Tire and Road Wear Particles (TRWP)

Sustainability drives USTMA members’ business practices and operating principles. From engineering innovations that maximize tire longevity and performance to ensuring driver and employee safety, to preserving the environment throughout the life cycle of a tire, USTMA members are continually looking for new ways to improve the societal contributions of their products and operations. As part of this, we remain committed to understanding any potential impacts of our tires on the environment. 

Why do tires produce particles? 

Tires are one of the most important safety components of a car. In addition to supporting the vehicle’s weight, absorbing impacts and withstanding multiple weather conditions, tires are a car’s only connection to the road. This is why the grip between a tire and the road surface is essential to tire safety and performance, and this critical grip also leads to abrasion of both tire and road surface, producing tiny debris called tire and road wear particles (TRWP). TRWP are a mixture of tire tread and road pavement material.  

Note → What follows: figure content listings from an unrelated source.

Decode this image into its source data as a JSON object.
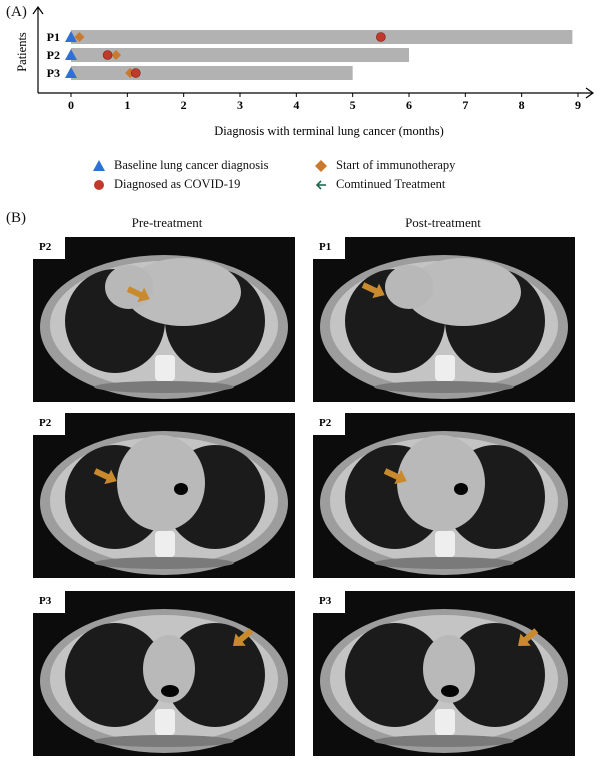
{
  "panel_a_label": "(A)",
  "panel_b_label": "(B)",
  "chart_data": {
    "type": "bar",
    "orientation": "horizontal",
    "categories": [
      "P1",
      "P2",
      "P3"
    ],
    "values": [
      8.9,
      6.0,
      5.0
    ],
    "xlabel": "Diagnosis with terminal lung cancer (months)",
    "ylabel": "Patients",
    "xlim": [
      0,
      9
    ],
    "xticks": [
      0,
      1,
      2,
      3,
      4,
      5,
      6,
      7,
      8,
      9
    ],
    "bar_color": "#b2b2b2",
    "markers": {
      "baseline_diagnosis": {
        "label": "Baseline lung cancer diagnosis",
        "color": "#2f6fd6",
        "points": [
          0,
          0,
          0
        ]
      },
      "immunotherapy_start": {
        "label": "Start of immunotherapy",
        "color": "#c97a2e",
        "points": [
          0.15,
          0.8,
          1.05
        ]
      },
      "covid_diagnosis": {
        "label": "Diagnosed as COVID-19",
        "color": "#c0392b",
        "points": [
          5.5,
          0.65,
          1.15
        ]
      }
    },
    "continued_label": "Comtinued Treatment",
    "continued_color": "#1f6b4f"
  },
  "panel_b": {
    "pre_title": "Pre-treatment",
    "post_title": "Post-treatment",
    "arrow_color": "#c98a2e",
    "scans": [
      {
        "tag": "P2"
      },
      {
        "tag": "P1"
      },
      {
        "tag": "P2"
      },
      {
        "tag": "P2"
      },
      {
        "tag": "P3"
      },
      {
        "tag": "P3"
      }
    ]
  }
}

Understanding the impact of TRWP

USTMA and its member companies are committed to understanding any potential impacts of tire and road wear particles. Since 2005, our members have supported peer-reviewed scientific studies related to TRWP conducted by the Tire Industry Project (TIP) organized under the World Business Council for Sustainable Development (WBCSD). TIP has assessed potential environmental and human health impacts associated with particles from tires and more information can be located on the organization’s website. 

USTMA supports additional research on TRWP that considers the latest science and most comprehensive methodologies, such as those developed by TIP, to gain a deeper understanding of any potential human health or environmental risks associated with TRWP. Read more about the industry's commitment to understanding and mitigating TRWP here

Can TRWP generation be reduced? 

Many factors impact tire wear, including tire design, vehicle characteristics (such as weight, distribution of load, location of driving wheels and suspension types), road surface (material,  runoff design, roughness), weather (humid or dry, hot or cold), road topology (hilly or flat, winding or straight), and driving behavior (aggressive or smooth driving, high or moderate speed, respecting the correct inflation pressure, braking). As a result, there is no one-size-fits-all solution to reduce tire wear and the generation of TRWP.  

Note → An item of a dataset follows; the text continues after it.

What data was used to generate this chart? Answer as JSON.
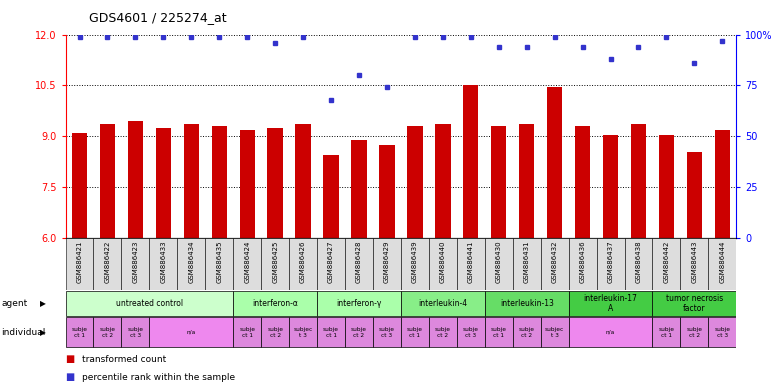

Effective reduction of TRWP will require a multi-faceted approach. Strategies to reduce the generation of particles from tires could include: 

  •  Innovations in tire technology 

  • New developments in the automotive and infrastructure value chains (such as devices that collect particles and smoother pavement surfaces made with rubber modified asphalt)  

  • Ensuring proper tire inflation and smooth driving behavior 

Innovation driving change

One of USTMA’s sustainability visions is to improve driving performance of the tires we design, make and sell. For example, USTMA members are increasing the use of advanced compounds in tire tread which helps to improve vehicle fuel efficiency leading to fuel savings, reduced vehicle CO2 emissions, and better tire wear performance (e.g., Terrance E. Hogan, “Functional Polymers Improve Tire Performance,” Rubber World [2010]). 

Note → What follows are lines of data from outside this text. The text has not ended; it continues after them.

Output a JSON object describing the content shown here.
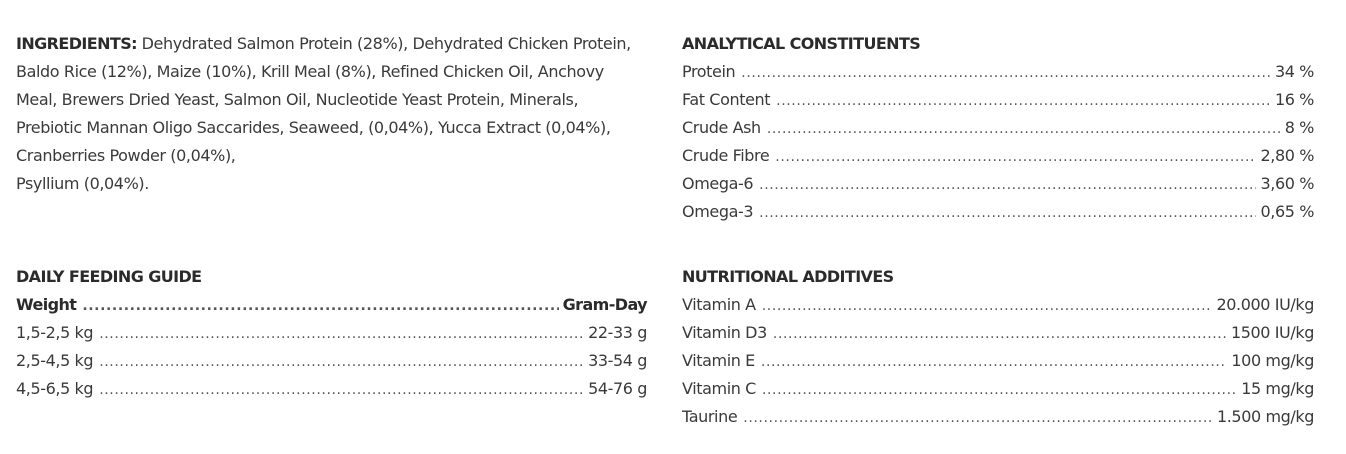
{
  "ingredients": {
    "label": "INGREDIENTS:",
    "lines": [
      "Dehydrated Salmon Protein (28%), Dehydrated Chicken Protein,",
      "Baldo Rice (12%), Maize (10%), Krill Meal (8%), Refined Chicken Oil, Anchovy",
      "Meal, Brewers Dried Yeast, Salmon Oil, Nucleotide Yeast Protein, Minerals,",
      "Prebiotic Mannan Oligo Saccarides, Seaweed, (0,04%), Yucca Extract (0,04%),",
      "Cranberries Powder (0,04%),",
      "Psyllium (0,04%)."
    ]
  },
  "analytical": {
    "title": "ANALYTICAL CONSTITUENTS",
    "rows": [
      {
        "name": "Protein",
        "value": "34 %"
      },
      {
        "name": "Fat Content",
        "value": "16 %"
      },
      {
        "name": "Crude Ash",
        "value": "8 %"
      },
      {
        "name": "Crude Fibre",
        "value": "2,80 %"
      },
      {
        "name": "Omega-6",
        "value": "3,60 %"
      },
      {
        "name": "Omega-3",
        "value": "0,65 %"
      }
    ]
  },
  "feeding": {
    "title": "DAILY FEEDING GUIDE",
    "header": {
      "name": "Weight",
      "value": "Gram-Day"
    },
    "rows": [
      {
        "name": "1,5-2,5 kg",
        "value": "22-33 g"
      },
      {
        "name": "2,5-4,5 kg",
        "value": "33-54 g"
      },
      {
        "name": "4,5-6,5 kg",
        "value": "54-76 g"
      }
    ]
  },
  "additives": {
    "title": "NUTRITIONAL ADDITIVES",
    "rows": [
      {
        "name": "Vitamin A",
        "value": "20.000 IU/kg"
      },
      {
        "name": "Vitamin D3",
        "value": "1500 IU/kg"
      },
      {
        "name": "Vitamin E",
        "value": "100 mg/kg"
      },
      {
        "name": "Vitamin C",
        "value": "15 mg/kg"
      },
      {
        "name": "Taurine",
        "value": "1.500 mg/kg"
      }
    ]
  }
}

In addition, incorporating sustainable infrastructure in roadway development can provide long-term solutions for reducing TRWP. Specifically, USTMA is encouraged by the documented benefits of rubber-modified asphalt (RMA). A 2006 study, conducted by the Arizona Department of Transportation found that rubber-modified asphalt can reduce tire wear by up to 50 percent. 

Green infrastructure, such as stormwater infiltration galleries and bioswales (rain gardens), has also proven effective in reducing the impact of potential pollutants: 

  • The San Francisco Estuary Institute (SFEI) found that microparticles were well captured by raingardens, reducing microplastics in stormwater runoff by 91 percent. 

  • The U.S. Environmental Protection Agency identifies the use of bioswales as a solution for reducing pollutant loads in stormwater. 

  • CalRecycle research found that stormwater infiltration galleries made with tire-derived aggregate reduce stormwater pollutants such as zinc and iron by over 80 percent. 

  • Research by the University of Minnesota found stormwater galleries with tire chips reduce pollutants in stormwater runoff by over 60 percent.  

Rebuilding America’s roads can be done with the future in mind, including investments in technologies that increase driver safety and reduce environmental impacts such as roadway runoff. USTMA, therefore, supports additional scientific research into the use of sustainable infrastructure technologies to better understand their long-term benefits, performance, and environmental impacts.  

How consumers can make a difference 

Drivers can reduce the amount of TRWP produced by maintaining proper tire pressure, since under-inflated tires can impact tire safety, performance and tread life by accelerating tire wear. Drivers can also reduce the amount of TRWP produced by driving smoothly, as aggressive driving accelerates tire wear. USTMA recommends that consumers check their pressure at least monthly to ensure proper inflation and to maximize the performance and life of the tire.